View Full Version : Compute shader wrong output, possible synchronization error



Jaa(c)
04-27-2014, 07:02 AM
Hey there,
I'm having a trouble with my compute shader, I'm not really sure what causes the problem, but I think I'm missing something with thread synchronization. I'm doing a simple reduction:


#version 430 core

#define SIZE 256
#define CLUSTERS 5

layout(local_size_x = 16, local_size_y = 16, local_size_z = 1) in;

layout(binding = 0) uniform sampler2D normals;
uniform ivec2 u_texSize;

struct Cluster {
vec3 cntr;
uint size;
};

coherent layout(std430, binding = 0) buffer destBuffer {
Cluster clusters[CLUSTERS];
bool moving;
} ob;

shared uint sizeCache[SIZE];

void main() {
const ivec2 pos = ivec2(gl_GlobalInvocationID.xy);
const vec2 coords = vec2(pos.x / float(u_texSize.x), pos.y / float(u_texSize.y));
const vec3 N = texture2D(normals, coords).rgb;
const bool isNormal = length(N) != 0;

const uint id = pos.y * (gl_WorkGroupSize.x + gl_NumWorkGroups.x) + pos.x;

barrier();
sizeCache[gl_LocalInvocationIndex] = int(isNormal);
int stepv = (SIZE >> 1);
while(stepv > 0) {
if (gl_LocalInvocationIndex < stepv) {
sizeCache[gl_LocalInvocationIndex] += sizeCache[gl_LocalInvocationIndex + stepv];
}
memoryBarrierShared();
barrier();
stepv = (stepv >> 1);
}

if (gl_LocalInvocationIndex == 0) {
atomicAdd(ob.clusters[0].size, sizeCache[0]);
}
barrier();
memoryBarrier();

if(id == 0) {
ob.clusters[0].size = 13; //this has no effect
ob.clusters[1].size = 1; //this works
}
}

The reduction works and produces correct result. However if I try to alter the variable after the reduction, it has no effect, the value doesn't change. I guess that it is rewritten by previous atomicAdd from another thread, but I don't understand why.

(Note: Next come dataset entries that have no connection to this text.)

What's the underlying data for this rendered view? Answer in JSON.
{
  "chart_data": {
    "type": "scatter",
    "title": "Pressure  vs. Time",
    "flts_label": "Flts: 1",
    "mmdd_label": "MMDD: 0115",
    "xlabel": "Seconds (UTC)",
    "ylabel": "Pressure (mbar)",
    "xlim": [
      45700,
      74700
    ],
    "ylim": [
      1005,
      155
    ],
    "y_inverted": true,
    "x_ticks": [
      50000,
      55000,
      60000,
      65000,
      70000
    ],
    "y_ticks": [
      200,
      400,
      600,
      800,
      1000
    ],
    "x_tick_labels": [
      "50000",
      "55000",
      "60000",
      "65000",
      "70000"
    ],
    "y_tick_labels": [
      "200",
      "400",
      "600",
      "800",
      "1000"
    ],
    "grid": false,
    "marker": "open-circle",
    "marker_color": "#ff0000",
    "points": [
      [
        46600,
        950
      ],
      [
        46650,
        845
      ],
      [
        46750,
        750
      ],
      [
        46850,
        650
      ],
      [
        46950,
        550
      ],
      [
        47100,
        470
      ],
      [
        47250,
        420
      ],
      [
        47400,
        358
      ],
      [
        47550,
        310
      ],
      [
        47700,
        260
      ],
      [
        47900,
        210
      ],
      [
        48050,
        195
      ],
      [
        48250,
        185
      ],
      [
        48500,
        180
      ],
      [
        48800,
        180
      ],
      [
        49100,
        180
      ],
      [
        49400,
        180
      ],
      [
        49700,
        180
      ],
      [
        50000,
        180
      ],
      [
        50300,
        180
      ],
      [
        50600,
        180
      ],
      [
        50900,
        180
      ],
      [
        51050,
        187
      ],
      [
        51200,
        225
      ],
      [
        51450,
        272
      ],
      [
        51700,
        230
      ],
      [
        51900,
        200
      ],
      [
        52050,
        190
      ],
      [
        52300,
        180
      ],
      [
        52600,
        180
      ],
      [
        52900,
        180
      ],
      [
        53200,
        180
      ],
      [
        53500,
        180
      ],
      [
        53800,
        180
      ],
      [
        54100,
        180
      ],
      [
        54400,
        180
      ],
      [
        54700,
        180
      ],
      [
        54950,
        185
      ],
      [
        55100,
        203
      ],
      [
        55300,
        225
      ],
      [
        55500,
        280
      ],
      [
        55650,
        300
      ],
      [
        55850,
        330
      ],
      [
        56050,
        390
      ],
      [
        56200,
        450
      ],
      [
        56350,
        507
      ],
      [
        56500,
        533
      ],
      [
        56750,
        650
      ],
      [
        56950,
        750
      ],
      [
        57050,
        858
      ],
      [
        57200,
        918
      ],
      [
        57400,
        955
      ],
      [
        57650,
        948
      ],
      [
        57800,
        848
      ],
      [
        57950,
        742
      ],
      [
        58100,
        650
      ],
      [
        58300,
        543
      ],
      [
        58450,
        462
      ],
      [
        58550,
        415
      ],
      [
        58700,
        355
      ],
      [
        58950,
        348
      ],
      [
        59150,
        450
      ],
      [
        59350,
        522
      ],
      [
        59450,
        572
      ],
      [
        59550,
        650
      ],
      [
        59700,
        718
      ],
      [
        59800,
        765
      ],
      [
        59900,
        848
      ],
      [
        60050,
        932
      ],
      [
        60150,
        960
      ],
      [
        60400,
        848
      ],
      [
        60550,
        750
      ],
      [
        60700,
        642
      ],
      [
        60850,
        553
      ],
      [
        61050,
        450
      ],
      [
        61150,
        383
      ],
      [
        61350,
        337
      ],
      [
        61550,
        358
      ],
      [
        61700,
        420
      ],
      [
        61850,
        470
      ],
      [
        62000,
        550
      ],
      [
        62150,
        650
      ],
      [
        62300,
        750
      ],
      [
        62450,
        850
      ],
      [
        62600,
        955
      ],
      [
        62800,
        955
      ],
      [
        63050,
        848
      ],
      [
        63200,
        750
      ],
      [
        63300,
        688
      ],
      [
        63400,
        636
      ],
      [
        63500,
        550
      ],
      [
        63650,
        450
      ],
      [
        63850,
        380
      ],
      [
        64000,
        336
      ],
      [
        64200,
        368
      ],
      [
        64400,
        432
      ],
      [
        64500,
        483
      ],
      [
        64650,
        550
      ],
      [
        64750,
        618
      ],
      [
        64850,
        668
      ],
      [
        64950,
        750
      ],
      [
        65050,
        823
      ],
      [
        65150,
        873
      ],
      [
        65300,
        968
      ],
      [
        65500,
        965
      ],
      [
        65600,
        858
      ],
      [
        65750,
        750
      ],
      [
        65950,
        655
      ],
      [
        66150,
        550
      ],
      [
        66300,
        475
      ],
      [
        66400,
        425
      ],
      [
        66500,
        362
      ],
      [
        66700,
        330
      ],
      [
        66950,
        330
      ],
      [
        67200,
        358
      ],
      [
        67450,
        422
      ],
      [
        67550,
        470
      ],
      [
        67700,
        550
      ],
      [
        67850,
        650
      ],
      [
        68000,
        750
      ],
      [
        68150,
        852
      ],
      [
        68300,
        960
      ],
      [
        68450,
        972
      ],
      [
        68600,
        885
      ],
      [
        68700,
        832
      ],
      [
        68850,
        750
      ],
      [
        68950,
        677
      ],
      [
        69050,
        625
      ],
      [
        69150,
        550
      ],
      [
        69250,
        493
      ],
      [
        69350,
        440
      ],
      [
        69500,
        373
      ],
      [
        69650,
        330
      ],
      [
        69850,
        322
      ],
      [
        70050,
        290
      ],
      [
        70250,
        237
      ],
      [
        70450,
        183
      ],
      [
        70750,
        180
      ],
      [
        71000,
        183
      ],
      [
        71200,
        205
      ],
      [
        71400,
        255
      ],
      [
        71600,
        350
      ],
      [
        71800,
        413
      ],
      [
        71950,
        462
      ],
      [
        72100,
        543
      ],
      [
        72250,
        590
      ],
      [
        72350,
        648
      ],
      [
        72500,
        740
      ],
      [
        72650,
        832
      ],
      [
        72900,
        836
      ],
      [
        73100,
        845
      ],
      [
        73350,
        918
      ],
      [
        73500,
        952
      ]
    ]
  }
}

This is how I read the result on CPU:


glBindBufferBase(GL_SHADER_STORAGE_BUFFER, 0, resultBuffer);

glDispatchCompute(ceil(winSize.x / 16.f), ceil(winSize.y / 16.f), 1);
glCheckError();

glMemoryBarrier(GL_ALL_BARRIER_BITS); //for debug

struct Cl {
glm::vec3 cntr;
uint size;
};

glBindBufferBase(GL_SHADER_STORAGE_BUFFER, 0, resultBuffer);

std::vector<Cl> data(5);
glGetBufferSubData(GL_SHADER_STORAGE_BUFFER, 0, sizeOfresult, &data[0]);


I have NVIDIA GT630M card and linux with nvidia proprietary driver (331.49).

Thanks for any help :)